Marina, her husband and four children left Afghanistan approximately five years ago because of ongoing insecurity and conflict. The journey was especially difficult for Marina’s husband who has a physical disability which came about because of a bomb blast injury. When the family neared Iran’s border with Turkey, the smugglers decided to split them up because of his limited mobility. He was placed in a car, while Marina and the children were made to walk – eventually apprehended by border police in Turkey and deported to Afghanistan.

Marina had no news of her husband’s whereabouts and was left as a single mother for three children, while pregnant with her fourth. “I had all the responsibility for the children, so I just couldn’t think about my husband. The children were young and didn’t understand. The pressure fell on me.”

After about 18 months, Marina received word that her husband had made it to Germany, so she and the children again used smugglers to get them to Europe. She sold the family home to raise the necessary funds.

As a single mother, the journey back to Turkey and eventually to Greece was a terrifying one. The smugglers were often aggressive and would ‘threaten the children to not make noise.’ Marina’s eldest child Omid tried to help her look after his younger siblings, but he was very stressed out. “(Omid) used to cry secretly because he didn’t want me knowing,” recalls Marina. After the boat journey from Turkey to Greece, the youngest child, Ali Jan, was so upset that his hair fell out in patches.

Marina tried to calm her children during the trip by telling them they would see their father soon.

The stress of their journey from Afghanistan still lingers, exacerbated by living in limbo in Greece for nearly a year. She and the children have been receiving counseling.

Marina finally feels like she can be happy and she is looking forward to her husband being involved in child care. “I want to share responsibility for their care with my husband.”

COMPLICATED SYSTEM

Sadly, there are also those whose cases for family reunification are not so simple, requiring added navigation of the complex reunification system. These are people like Raheela Zafiri and her three children, asylum seekers from Afghanistan, who cannot start the reunification process until Raheela’s husband has his own status clarified in the Netherlands. He had claimed asylum in Germany, but then moved to the Netherlands before the process was complete, leaving his current status very much up in the air. This only extends the amount of time Raheela and the children will be stuck in Greece and they are already struggling with depression and anxiety.

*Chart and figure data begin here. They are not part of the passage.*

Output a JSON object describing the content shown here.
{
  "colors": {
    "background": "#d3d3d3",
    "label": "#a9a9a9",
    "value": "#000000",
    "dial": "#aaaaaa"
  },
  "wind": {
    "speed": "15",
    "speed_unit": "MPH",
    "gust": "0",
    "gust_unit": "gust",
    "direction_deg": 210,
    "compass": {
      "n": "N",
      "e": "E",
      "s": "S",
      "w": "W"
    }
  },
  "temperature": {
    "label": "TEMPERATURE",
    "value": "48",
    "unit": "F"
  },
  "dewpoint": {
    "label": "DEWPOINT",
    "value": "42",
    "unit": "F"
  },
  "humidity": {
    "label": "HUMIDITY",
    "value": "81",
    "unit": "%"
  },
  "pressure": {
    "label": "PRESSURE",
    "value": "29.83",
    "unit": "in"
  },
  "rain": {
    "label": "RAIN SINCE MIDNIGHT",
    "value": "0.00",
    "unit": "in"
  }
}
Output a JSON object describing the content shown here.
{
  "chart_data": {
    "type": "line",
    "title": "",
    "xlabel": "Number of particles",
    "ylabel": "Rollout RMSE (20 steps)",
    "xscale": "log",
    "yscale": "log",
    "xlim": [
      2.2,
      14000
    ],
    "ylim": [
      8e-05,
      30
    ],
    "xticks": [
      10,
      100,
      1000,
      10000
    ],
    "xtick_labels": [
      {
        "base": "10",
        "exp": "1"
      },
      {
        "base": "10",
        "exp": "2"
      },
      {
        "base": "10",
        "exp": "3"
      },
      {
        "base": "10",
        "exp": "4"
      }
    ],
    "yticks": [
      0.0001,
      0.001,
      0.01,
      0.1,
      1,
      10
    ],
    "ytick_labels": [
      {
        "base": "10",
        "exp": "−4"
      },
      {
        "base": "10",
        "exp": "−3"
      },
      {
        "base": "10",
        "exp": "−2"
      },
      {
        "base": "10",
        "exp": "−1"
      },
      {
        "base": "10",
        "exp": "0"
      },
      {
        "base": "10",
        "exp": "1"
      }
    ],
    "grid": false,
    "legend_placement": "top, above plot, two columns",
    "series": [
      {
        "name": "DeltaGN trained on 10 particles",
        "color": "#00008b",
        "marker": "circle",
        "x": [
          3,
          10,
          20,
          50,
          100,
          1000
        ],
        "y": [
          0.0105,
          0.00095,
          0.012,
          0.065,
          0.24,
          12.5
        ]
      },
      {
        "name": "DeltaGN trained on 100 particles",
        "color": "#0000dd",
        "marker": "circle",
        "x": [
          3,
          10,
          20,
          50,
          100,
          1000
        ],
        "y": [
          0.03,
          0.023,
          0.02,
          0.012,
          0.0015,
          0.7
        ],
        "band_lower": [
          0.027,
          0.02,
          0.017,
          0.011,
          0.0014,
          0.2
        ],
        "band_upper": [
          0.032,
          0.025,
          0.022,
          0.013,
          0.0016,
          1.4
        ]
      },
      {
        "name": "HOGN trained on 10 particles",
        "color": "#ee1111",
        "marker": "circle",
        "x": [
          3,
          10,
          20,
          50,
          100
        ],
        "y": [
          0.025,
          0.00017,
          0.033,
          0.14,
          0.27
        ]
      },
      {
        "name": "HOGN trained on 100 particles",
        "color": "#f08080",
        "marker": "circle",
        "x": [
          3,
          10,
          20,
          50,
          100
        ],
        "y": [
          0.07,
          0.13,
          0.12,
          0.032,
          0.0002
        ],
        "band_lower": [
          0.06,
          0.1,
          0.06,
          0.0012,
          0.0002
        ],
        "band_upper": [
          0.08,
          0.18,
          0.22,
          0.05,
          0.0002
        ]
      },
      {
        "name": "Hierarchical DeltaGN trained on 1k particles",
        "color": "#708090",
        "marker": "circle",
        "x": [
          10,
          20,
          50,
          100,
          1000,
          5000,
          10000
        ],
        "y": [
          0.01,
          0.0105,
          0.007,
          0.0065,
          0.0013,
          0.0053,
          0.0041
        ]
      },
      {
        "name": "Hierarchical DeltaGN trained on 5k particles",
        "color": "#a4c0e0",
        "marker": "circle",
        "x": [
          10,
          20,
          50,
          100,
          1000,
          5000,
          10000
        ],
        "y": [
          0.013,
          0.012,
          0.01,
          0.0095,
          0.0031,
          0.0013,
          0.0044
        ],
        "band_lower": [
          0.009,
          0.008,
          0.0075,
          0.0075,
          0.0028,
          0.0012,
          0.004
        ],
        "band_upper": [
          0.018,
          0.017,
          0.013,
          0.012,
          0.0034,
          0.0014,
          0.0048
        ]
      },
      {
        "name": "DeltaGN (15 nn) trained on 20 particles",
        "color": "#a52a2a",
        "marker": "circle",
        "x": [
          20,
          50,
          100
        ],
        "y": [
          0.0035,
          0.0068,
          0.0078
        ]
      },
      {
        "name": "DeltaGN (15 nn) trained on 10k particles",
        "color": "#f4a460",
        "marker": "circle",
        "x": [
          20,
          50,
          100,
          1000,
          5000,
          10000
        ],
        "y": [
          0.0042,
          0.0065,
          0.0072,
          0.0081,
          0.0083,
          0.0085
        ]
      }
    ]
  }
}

They have been in Greece for nearly a year, spending the past six months in a camp on the outskirts of Athens. Raheela speaks with her husband regularly on video chat, but the conversations are often difficult between the children and their father. “Every day Osra (eight-years-old) asks her father to do something to bring the family together, but he says there is nothing he can do. If it was up to me, I would leave this minute to go to Holland. Apart from that, I feel very stressed and I just think all the time about my family.”

 The family reunification process in the EU is bogged down under the strain of a growing caseload in Greece and other transit countries. The involvement of at least two EU member states also adds layers of bureaucracy and family reunification policies vary widely from one member state to another, slowing the application process down further.

Nevertheless, longer processing times will surely be accompanied by increasing levels of stress and mental health issues among women and children stuck in limbo. Member states should do everything in their power to alleviate procedural bottlenecks before there is a mental health crisis among stranded asylum seekers. Children in particular should be reunited with their families as soon as possible to ensure their safety and wellbeing.   

Rosa is unsettled by the departure of other refugees in the camp who have been approved for family reunification, while she and the children remain. “Friends and relatives are slowly leaving and I don’t want to be alone.” It is clear from her words and the expression on her face that Rosa may soon reach a breaking point. “We have no more patience,” she says. “We cannot take this much longer.”